Spindrift 2 skippé par Yann Guichard boucle son premier Trophée Jules Verne en réalisant le deuxième temps de l’histoire de cette course et Dona Bertarelli devient la navigatrice la plus rapide autour du monde.
L’équipage a franchi la ligne d’arrivée du Trophée Jules Verne à Ouessant ce vendredi à 16h 01’ (heure française), après 47 jours 10 heures 59 minutes 02 secondes. Après près de 29 000 milles parcourus (près de 54 000 kilomètres) à une moyenne de 25,35 nœuds sur l’eau, Spindrift 2 boucle ainsi son premier tour du monde en accrochant le deuxième meilleur temps de l’histoire. L’équipage mené par Yann Guichard n’a pas battu cette fois-ci le chrono de Loïck Peyron (retard de 1j 21h 16’ 09’’) dont le record de 45 jours 13 heures 42 minutes reste à prendre… En revanche, il a été plus rapide que celui de Franck Cammas en 2010 avec 20 heures 45 minutes 50 secondes de mieux sur ce parcours toujours aussi exigeant. Durant son périple à haute vitesse, le trimaran noir et or a également amélioré trois temps de référence (Ouessant-équateur, Ouessant-Tasmanie, Ouessant-cap Horn) et détenu quelques heures durant, le record de la traversée de l’océan Indien. Seule femme avec treize hommes sur cette tentative et première à terminer un Trophée Jules Verne, Dona Bertarelli est désormais la navigatrice la plus rapide autour du monde à la voile.
L’équipage fait route vers son port d’attache et sa base de La Trinité-sur-Mer qu’il devrait atteindre vers 22 heures (heure française) ce vendredi soir, où le public et notamment les scolaires qui ont partagé l’aventure ainsi que les familles, partenaires, amis, supporters et membres du team de cette jeune écurie Spindrift racing, qui ont préparé sur le port un accueil chaleureux. Après l’arrivée du trimaran, les marins partageront avec plaisir un verre et des huîtres avec le public.
Parties dans la nuit noire le 22 novembre 2015, c’est donc ce 8 janvier 2016 dans l’après-midi, juste avant le coucher du soleil, que les trois étraves de Spindrift 2 ont émergé de la grande houle atlantique avec à son bord Dona Bertarelli, Yann Guichard, Sébastien Audigane, Antoine Carraz, Thierry Duprey du Vorsent, Christophe Espagnon, Jacques Guichard, Erwan Israël, Loïc Le Mignon, Sébastien Marsset, François Morvan, Xavier Revil, Yann Riou et Thomas Rouxel.
Yann Guichard, skipper : « Le passage au Sud du cap de Bonne-Espérance a été un des moments parmi les plus importants pour moi, mais là, cette arrivée devant Ouessant, c’est aussi un soulagement.
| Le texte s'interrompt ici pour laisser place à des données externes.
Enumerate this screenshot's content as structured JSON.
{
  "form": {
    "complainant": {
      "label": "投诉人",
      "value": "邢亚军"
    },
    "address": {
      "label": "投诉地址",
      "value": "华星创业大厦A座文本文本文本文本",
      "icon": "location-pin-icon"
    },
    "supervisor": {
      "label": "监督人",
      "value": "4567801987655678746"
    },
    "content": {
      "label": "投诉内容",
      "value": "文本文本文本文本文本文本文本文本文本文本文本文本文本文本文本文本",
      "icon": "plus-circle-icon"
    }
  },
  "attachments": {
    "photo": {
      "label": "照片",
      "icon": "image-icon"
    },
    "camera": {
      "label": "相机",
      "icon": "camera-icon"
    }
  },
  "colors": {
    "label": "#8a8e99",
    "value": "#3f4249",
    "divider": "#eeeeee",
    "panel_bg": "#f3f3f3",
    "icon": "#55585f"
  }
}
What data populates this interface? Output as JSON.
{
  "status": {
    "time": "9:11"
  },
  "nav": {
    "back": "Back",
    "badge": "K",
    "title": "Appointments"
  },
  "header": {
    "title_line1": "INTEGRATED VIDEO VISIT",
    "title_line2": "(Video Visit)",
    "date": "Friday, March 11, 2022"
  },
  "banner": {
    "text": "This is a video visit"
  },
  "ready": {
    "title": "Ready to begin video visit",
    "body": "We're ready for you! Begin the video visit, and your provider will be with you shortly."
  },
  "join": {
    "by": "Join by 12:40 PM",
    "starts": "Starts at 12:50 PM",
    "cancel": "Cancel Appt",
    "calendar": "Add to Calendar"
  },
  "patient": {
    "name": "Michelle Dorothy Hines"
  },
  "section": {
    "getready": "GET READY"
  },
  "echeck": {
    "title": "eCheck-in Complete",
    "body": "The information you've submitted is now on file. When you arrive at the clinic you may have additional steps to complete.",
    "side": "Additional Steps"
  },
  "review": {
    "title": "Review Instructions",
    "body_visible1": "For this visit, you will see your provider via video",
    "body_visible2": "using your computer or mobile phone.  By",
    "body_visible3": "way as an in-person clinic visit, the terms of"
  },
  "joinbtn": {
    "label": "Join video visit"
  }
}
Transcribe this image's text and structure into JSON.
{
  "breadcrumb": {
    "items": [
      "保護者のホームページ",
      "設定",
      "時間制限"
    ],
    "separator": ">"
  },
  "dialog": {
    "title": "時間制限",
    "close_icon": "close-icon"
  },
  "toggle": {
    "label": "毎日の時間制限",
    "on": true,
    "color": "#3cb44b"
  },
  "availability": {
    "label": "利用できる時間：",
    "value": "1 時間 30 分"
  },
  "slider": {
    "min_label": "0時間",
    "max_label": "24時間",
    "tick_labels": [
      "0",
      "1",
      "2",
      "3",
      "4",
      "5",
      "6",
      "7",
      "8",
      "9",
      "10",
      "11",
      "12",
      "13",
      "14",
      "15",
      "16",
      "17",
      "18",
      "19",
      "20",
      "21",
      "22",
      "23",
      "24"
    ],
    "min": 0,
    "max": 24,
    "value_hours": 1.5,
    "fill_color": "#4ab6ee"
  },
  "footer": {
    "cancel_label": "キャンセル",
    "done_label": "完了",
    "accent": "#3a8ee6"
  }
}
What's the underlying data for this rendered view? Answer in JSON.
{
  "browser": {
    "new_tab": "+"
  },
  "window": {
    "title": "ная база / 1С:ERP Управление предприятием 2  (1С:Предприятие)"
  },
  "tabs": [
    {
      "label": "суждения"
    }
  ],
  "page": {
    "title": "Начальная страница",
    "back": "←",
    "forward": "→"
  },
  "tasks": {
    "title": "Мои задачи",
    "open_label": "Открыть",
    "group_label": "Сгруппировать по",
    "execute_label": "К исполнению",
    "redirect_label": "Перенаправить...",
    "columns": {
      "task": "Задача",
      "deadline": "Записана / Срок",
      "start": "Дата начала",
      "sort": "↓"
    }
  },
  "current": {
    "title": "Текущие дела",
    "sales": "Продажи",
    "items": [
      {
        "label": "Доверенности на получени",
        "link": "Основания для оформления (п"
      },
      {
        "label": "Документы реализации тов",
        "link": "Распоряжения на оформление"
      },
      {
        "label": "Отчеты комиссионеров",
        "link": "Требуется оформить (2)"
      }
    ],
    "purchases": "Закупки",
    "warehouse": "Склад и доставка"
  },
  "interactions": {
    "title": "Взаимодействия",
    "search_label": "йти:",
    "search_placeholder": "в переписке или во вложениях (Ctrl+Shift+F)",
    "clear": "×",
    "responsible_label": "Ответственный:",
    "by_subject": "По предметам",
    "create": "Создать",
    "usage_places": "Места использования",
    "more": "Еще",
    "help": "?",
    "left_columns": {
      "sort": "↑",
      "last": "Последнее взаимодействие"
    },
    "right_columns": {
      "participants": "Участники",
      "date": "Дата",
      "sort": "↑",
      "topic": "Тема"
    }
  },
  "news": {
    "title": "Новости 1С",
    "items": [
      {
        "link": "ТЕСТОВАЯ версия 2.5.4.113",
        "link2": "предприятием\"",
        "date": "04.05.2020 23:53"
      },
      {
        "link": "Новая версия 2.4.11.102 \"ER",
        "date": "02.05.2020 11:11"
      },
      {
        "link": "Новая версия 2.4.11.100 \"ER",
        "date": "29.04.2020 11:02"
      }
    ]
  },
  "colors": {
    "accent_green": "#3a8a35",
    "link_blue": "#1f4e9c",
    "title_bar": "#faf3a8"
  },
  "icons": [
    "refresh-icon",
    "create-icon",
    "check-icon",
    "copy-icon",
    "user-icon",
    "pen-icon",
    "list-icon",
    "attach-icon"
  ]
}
Pas une délivrance parce que je n’ai pas été prisonnier et j’ai pris beaucoup de plaisir sur ce tour du monde, mais il est temps que je fasse une petite pause. Bien sûr, il y a eu un peu de stress, mais c’est aussi mon rôle de l’assumer.
Ce Trophée Jules Verne, c’est la série des premières pour moi ! Autour du monde, au passage des trois caps, avec autant de jours au compteur… Et j’ai vraiment envie d’y retourner. Le bateau est parfaitement adapté à ce programme : il faudra juste que la météo soit avec nous. Et puis les mers du Sud, c’est magique ! Même si l’Indien a été plutôt gris. Et dans le Pacifique, nous avons eu le droit à des lumières sublimes quand nous sommes descendus presque jusqu’au 60° Sud… Mais je retiendrai plus tous ces oiseaux, albatros, pétrels, fulmars, damiers du Cap qui nous suivaient en permanence !
Ma plus grosse angoisse, c’est lorsque nous avons touché un objet non identifié avec le foil : j’ai cru qu’on allait devoir abandonner. Je suis content qu’on en finisse parce que depuis le cap Horn, et au-delà du record, cette remontée de l’Atlantique a été sévère pour le bateau comme pour l’équipage. »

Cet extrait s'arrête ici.